Some comments on that:
template<typename Function>
void call_once(once_flag& flag,Function f)
{
// Try for a quick win: if the proceedure has already been called
// just skip through:
long const function_complete_flag_value=0xc15730e2;
if(::jss::detail::interlocked_read(&flag)!=function_complete_flag_value)
{
char mutex_name[::jss::detail::once_mutex_name_length];
void* const
mutex_handle(::jss::detail::create_once_mutex(mutex_name,&flag));
BOOST_ASSERT(mutex_handle);
detail::win32::handle_holder const closer(mutex_handle);
detail::win32_mutex_scoped_lock const lock(mutex_handle);
if(::jss::detail::interlocked_read(&flag)!=function_complete_flag_value)
{
f();
JSS_INTERLOCKED_EXCHANGE(&flag,function_complete_flag_value);
}
}
}
The first load needs to be a load_acquire; the second can be ordinary since
it's done under a lock.
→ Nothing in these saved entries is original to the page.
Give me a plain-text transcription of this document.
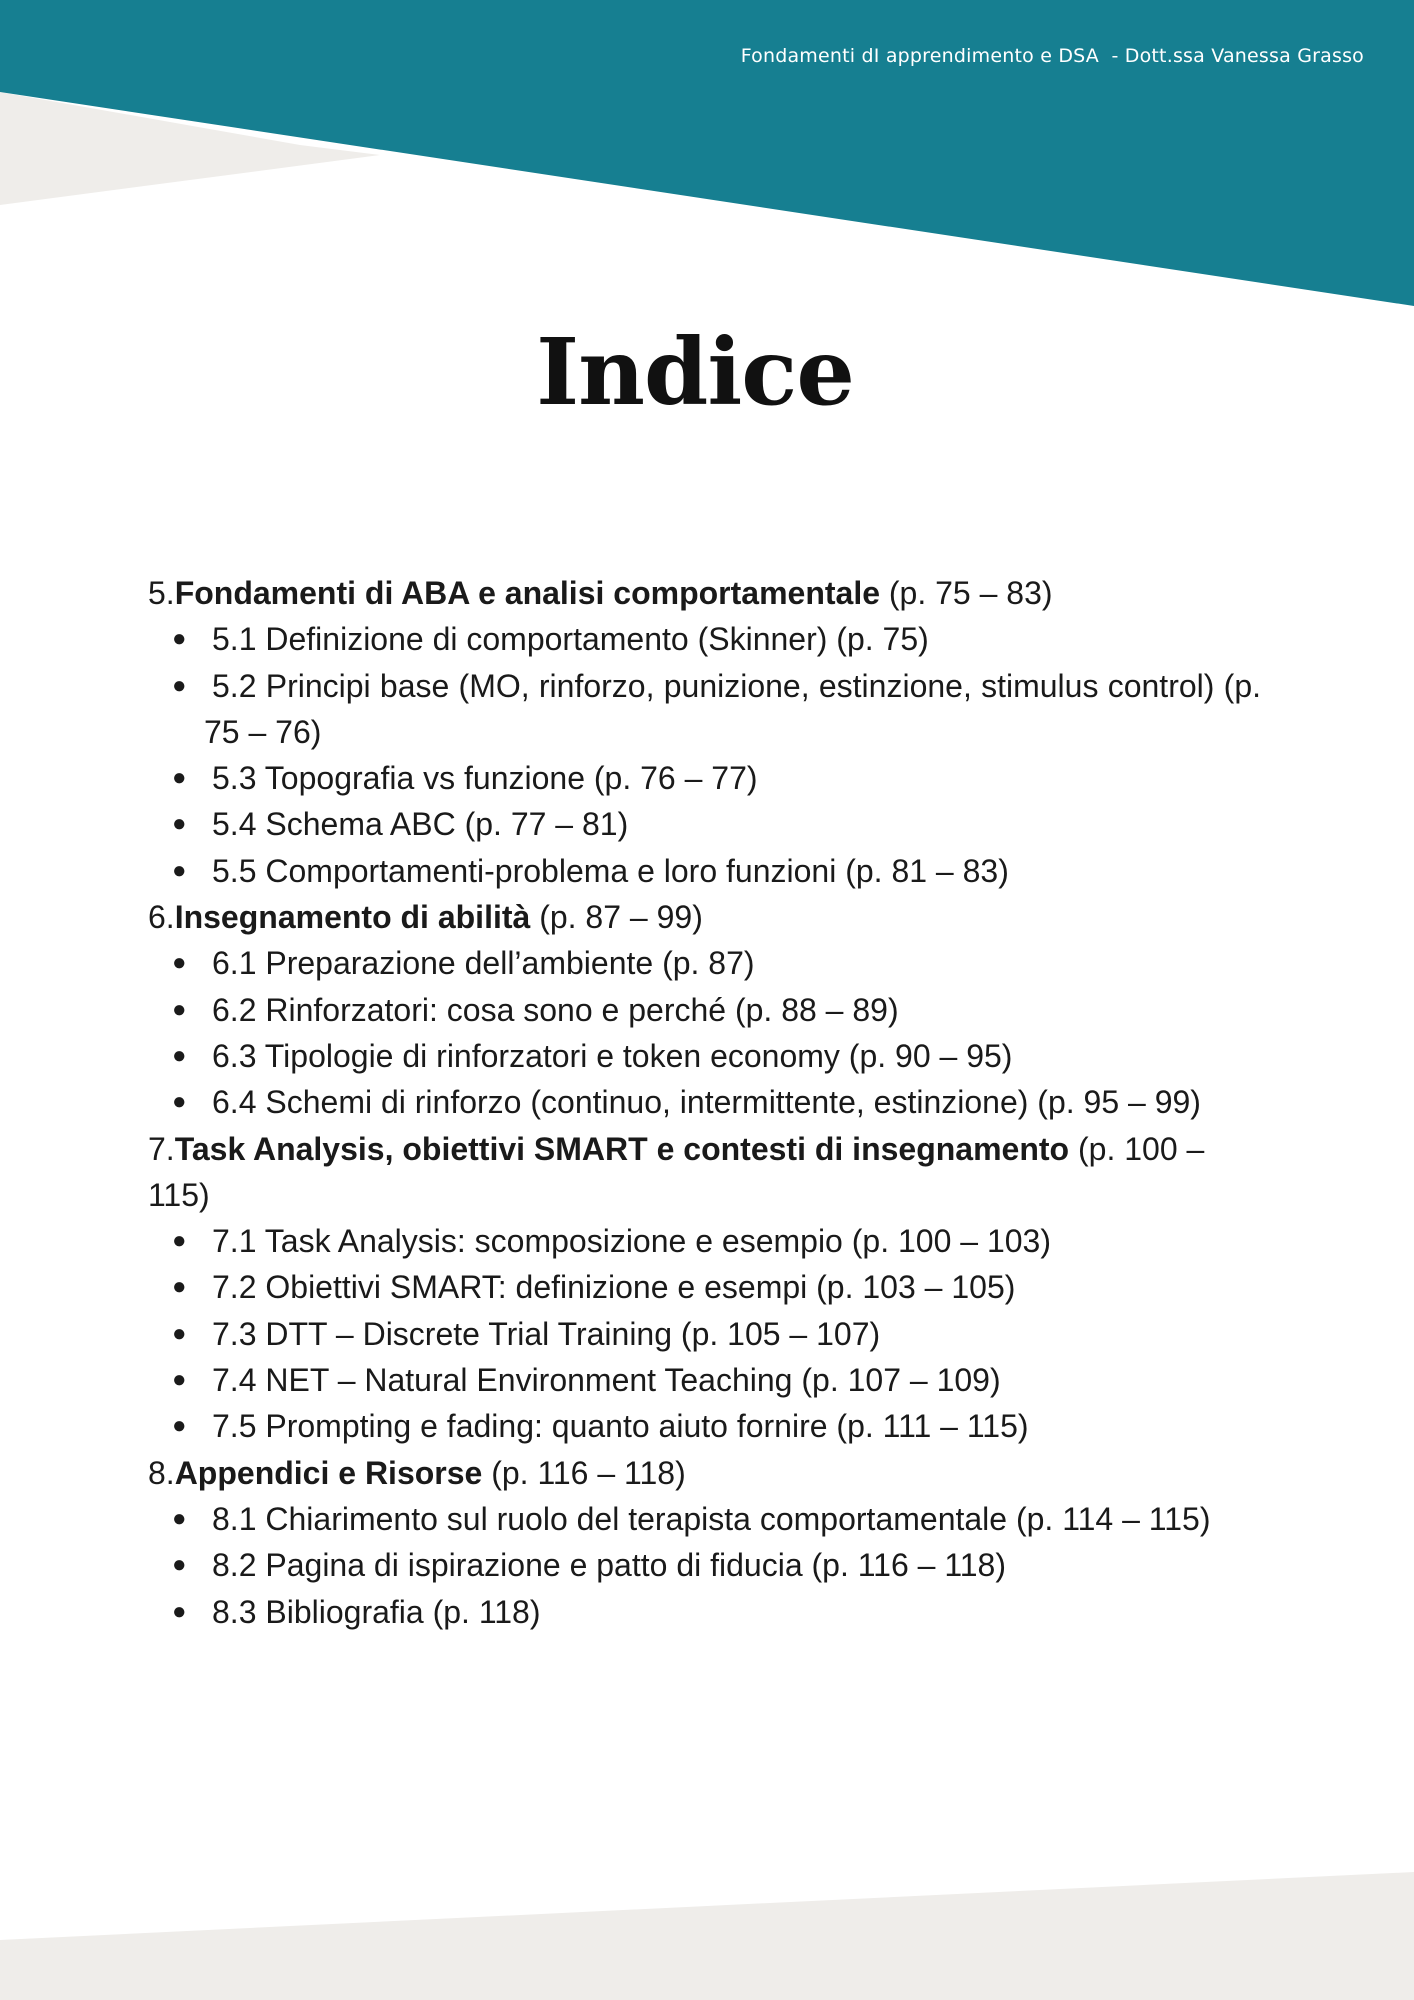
Fondamenti dI apprendimento e DSA  - Dott.ssa Vanessa Grasso
Indice

5.Fondamenti di ABA e analisi comportamentale (p. 75 – 83)

● 5.1 Definizione di comportamento (Skinner) (p. 75)
● 5.2 Principi base (MO, rinforzo, punizione, estinzione, stimulus control) (p. 75 – 76)
● 5.3 Topografia vs funzione (p. 76 – 77)
● 5.4 Schema ABC (p. 77 – 81)
● 5.5 Comportamenti-problema e loro funzioni (p. 81 – 83)

6.Insegnamento di abilità (p. 87 – 99)

● 6.1 Preparazione dell’ambiente (p. 87)
● 6.2 Rinforzatori: cosa sono e perché (p. 88 – 89)
● 6.3 Tipologie di rinforzatori e token economy (p. 90 – 95)
● 6.4 Schemi di rinforzo (continuo, intermittente, estinzione) (p. 95 – 99)

7.Task Analysis, obiettivi SMART e contesti di insegnamento (p. 100 – 115)

● 7.1 Task Analysis: scomposizione e esempio (p. 100 – 103)
● 7.2 Obiettivi SMART: definizione e esempi (p. 103 – 105)
● 7.3 DTT – Discrete Trial Training (p. 105 – 107)
● 7.4 NET – Natural Environment Teaching (p. 107 – 109)
● 7.5 Prompting e fading: quanto aiuto fornire (p. 111 – 115)

8.Appendici e Risorse (p. 116 – 118)

● 8.1 Chiarimento sul ruolo del terapista comportamentale (p. 114 – 115)
● 8.2 Pagina di ispirazione e patto di fiducia (p. 116 – 118)
● 8.3 Bibliografia (p. 118)
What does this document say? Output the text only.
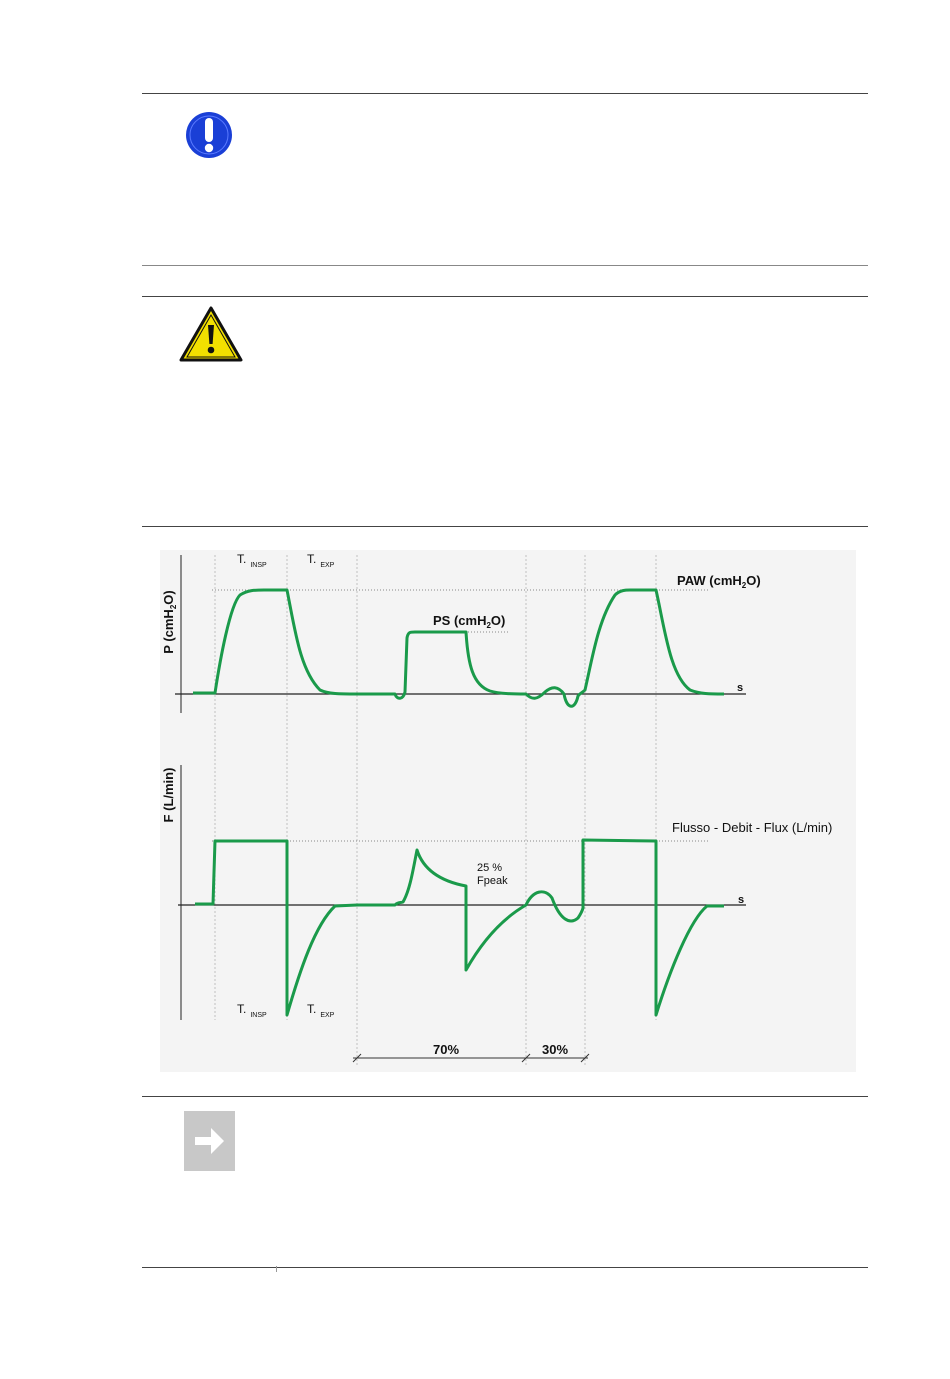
P (cmH$_2$O)
T. $_{INSP}$	T. $_{EXP}$
PAW (cmH$_2$O)
PS (cmH$_2$O)
s
F (L/min)
Flusso - Debit - Flux (L/min)
25 %
Fpeak
s
T. $_{INSP}$	T. $_{EXP}$
70%	30%
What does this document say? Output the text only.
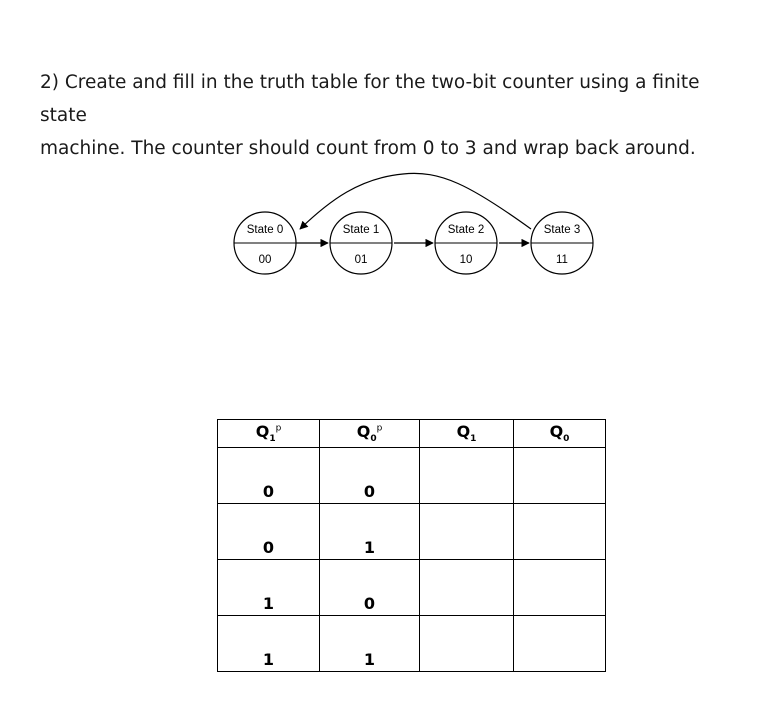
2) Create and fill in the truth table for the two-bit counter using a finite state

machine. The counter should count from 0 to 3 and wrap back around.

State 0
00
State 1
01
State 2
10
State 3
11
$Q_1^p$	$Q_0^p$	$Q_1$	$Q_0$
0	0		
0	1		
1	0		
1	1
The store needs to be store_release.
An interlocked_read is stronger ('ordered') and more expensive than needed
on a hardware level, but is 'relaxed' on a compiler level under MSVC 7.1
(the optimizer moves code around it). It's 'ordered' for the compiler as
well under 8.0; the intrinsics have been changed to be compiler barriers as
well. InterlockedExchange is similar.
A load_acquire can be implemented as a volatile read under 8.0, and a
volatile read followed by _ReadWriteBarrier under 7.1.